As Fat Bikes continue to grow, we’ll see this question of “where else can we ride” become more an issue. This is why Scott Fitzgerald from Fitzgerald’s Bicycles in ID and I launched the Fat Bike Summit series (West Yellowstone in 2012, Island Park in 2013).
At the national level, we want fat bike access to National Parks like Yellowstone and Teton. Currently, under Winter Use policies, fat bikes are banned from National Parks (even though some small National Parks use them for maintenance needs). Part of getting this ban reversed is to inform and educate land managers about what fat bikes are (and are not).
But elsewhere across the U.S., the topic of trail sharing between Nordic and fat bikes, or even snowmobile and fat bikes, will need to be addressed. With major manufacturers now producing fat bikes, and tire production suddenly increased, the numbers are increasing dramatically.
In terms of trail sharing for fat bikes, there are some early success stories, however.

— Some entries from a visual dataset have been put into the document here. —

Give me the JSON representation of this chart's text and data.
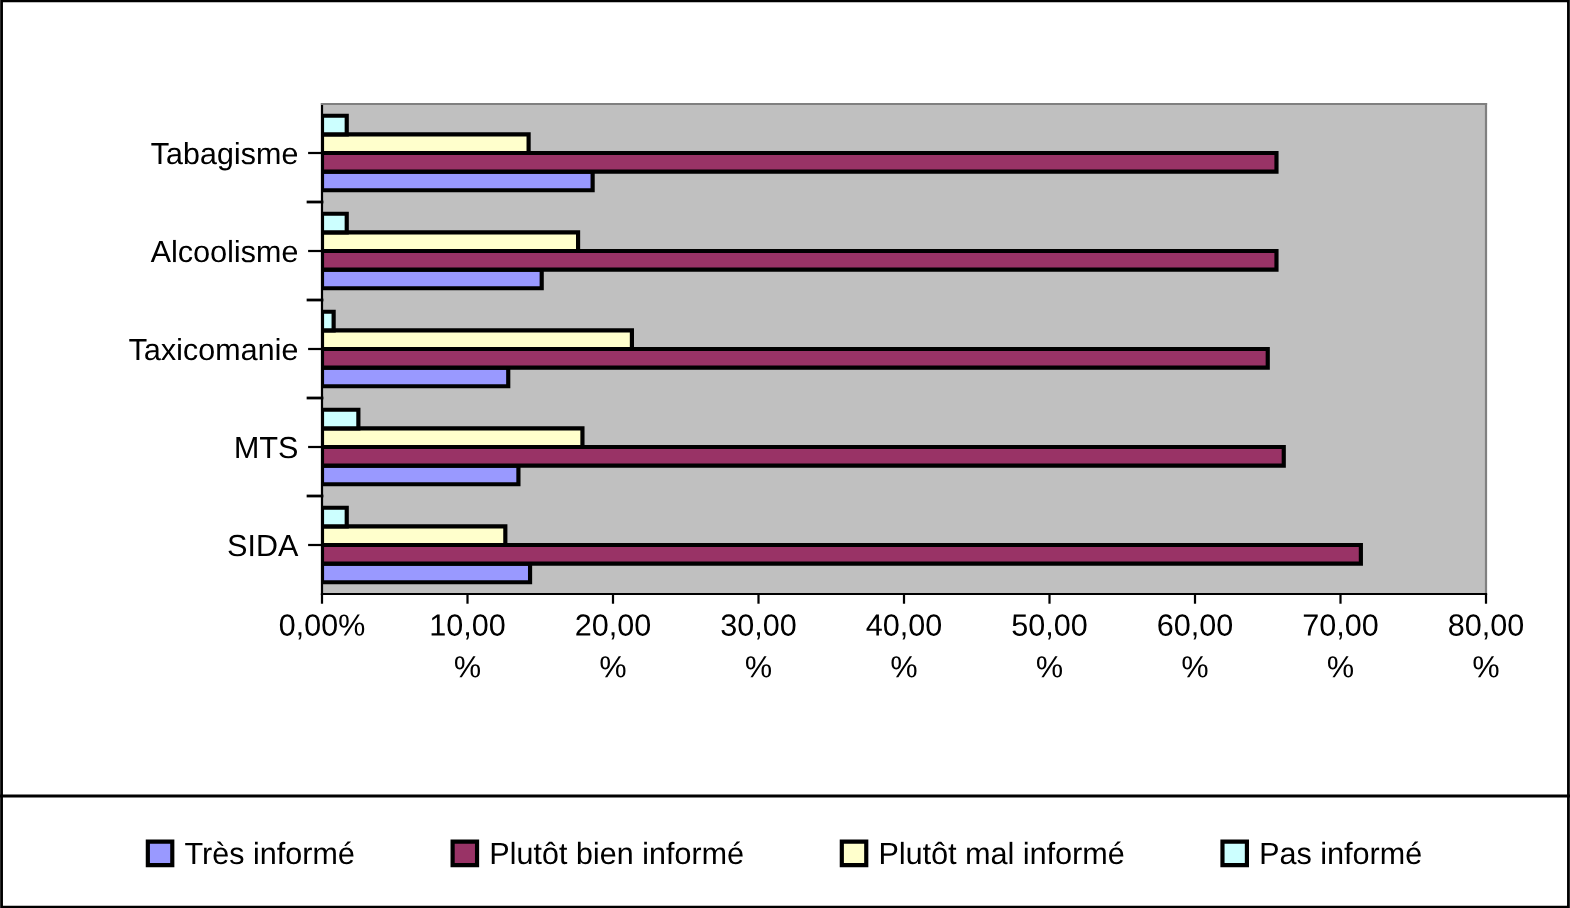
{
  "chart_data": {
    "type": "bar",
    "orientation": "horizontal",
    "categories": [
      "Tabagisme",
      "Alcoolisme",
      "Taxicomanie",
      "MTS",
      "SIDA"
    ],
    "series": [
      {
        "name": "Très informé",
        "color": "#9999ff",
        "values": [
          18.6,
          15.1,
          12.8,
          13.5,
          14.3
        ]
      },
      {
        "name": "Plutôt bien informé",
        "color": "#993366",
        "values": [
          65.6,
          65.6,
          65.0,
          66.1,
          71.4
        ]
      },
      {
        "name": "Plutôt mal informé",
        "color": "#ffffcc",
        "values": [
          14.2,
          17.6,
          21.3,
          17.9,
          12.6
        ]
      },
      {
        "name": "Pas informé",
        "color": "#ccffff",
        "values": [
          1.7,
          1.7,
          0.8,
          2.5,
          1.7
        ]
      }
    ],
    "xlim": [
      0,
      80
    ],
    "xticks": [
      {
        "value": 0,
        "label": "0,00%"
      },
      {
        "value": 10,
        "label": "10,00\n%"
      },
      {
        "value": 20,
        "label": "20,00\n%"
      },
      {
        "value": 30,
        "label": "30,00\n%"
      },
      {
        "value": 40,
        "label": "40,00\n%"
      },
      {
        "value": 50,
        "label": "50,00\n%"
      },
      {
        "value": 60,
        "label": "60,00\n%"
      },
      {
        "value": 70,
        "label": "70,00\n%"
      },
      {
        "value": 80,
        "label": "80,00\n%"
      }
    ],
    "grid": false,
    "legend": "bottom"
  }
}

In Methow Valley, WA, the nation’s largest Nordic area has allowed limited fat bike access to groomed trails and reports no issues – even skeptics have reversed themselves after seeing how fat bike tires don’t damage groomed trails.
Michigan Tech University is another area that has experimented with opening Nordic trails to fat bike use, again with zero issues in terms of trail damage. In Victor, ID, in Snowmobile District 33, local fat bike riders negotiated access to groomed snowmobile trails via a sticker program.
So, will fat bikes and Nordic coexist automatically? No, and they probably shouldn’t. It’s going to be a case-by-case deal, where Nordic areas with declining numbers might see fat bikes as a workable alternative. And to be fair, the examples listed out west are vastly different than here in the Midwest, where sight lines are shorter and a lot of our riding will be in heavy woods or grassy rolling meadows.
But fat bikes are not a fad, folks – if you look closely at demographics, riding opportunities in low snow conditions (existing mountain bike trails) and the dearth of winter biking opportunities prior to fat bikes, it’s a sport primed for continued growth. Retailers love it, too, as it allows them to remain a bike shop during the winter months instead of trying to make it selling skiing stuff or fitness equipment.
At the Midwest Fat Bike Summit in Cable, WI, on Friday, January 10th, we’ll examine trail sharing for fat bikes and other winter trail users. We’ll also present fat bike trail grooming techniques, both hand-powered and mechanized, for dual and singletrack trail use by fat bikes. We’ll have more details about this event soon – be sure to check the MORC site.
Another pivotal event for fat bikes will be the Global Fat Bike Summit and Festival in Ogden, UT on January 24/25. Co-hosted by QBP and the City of Ogden, this event will have a Land Manager Summit on Friday, Jan. 24th that will examine and quantify fat bike use, discuss grooming techniques, economic impacts, and offer land managers a demo fat bike ride. Friday evening, the Festival portion of the event kicks in with a Registration Party. Saturday will offer product demos, gear clinics, tech clinics, and several races.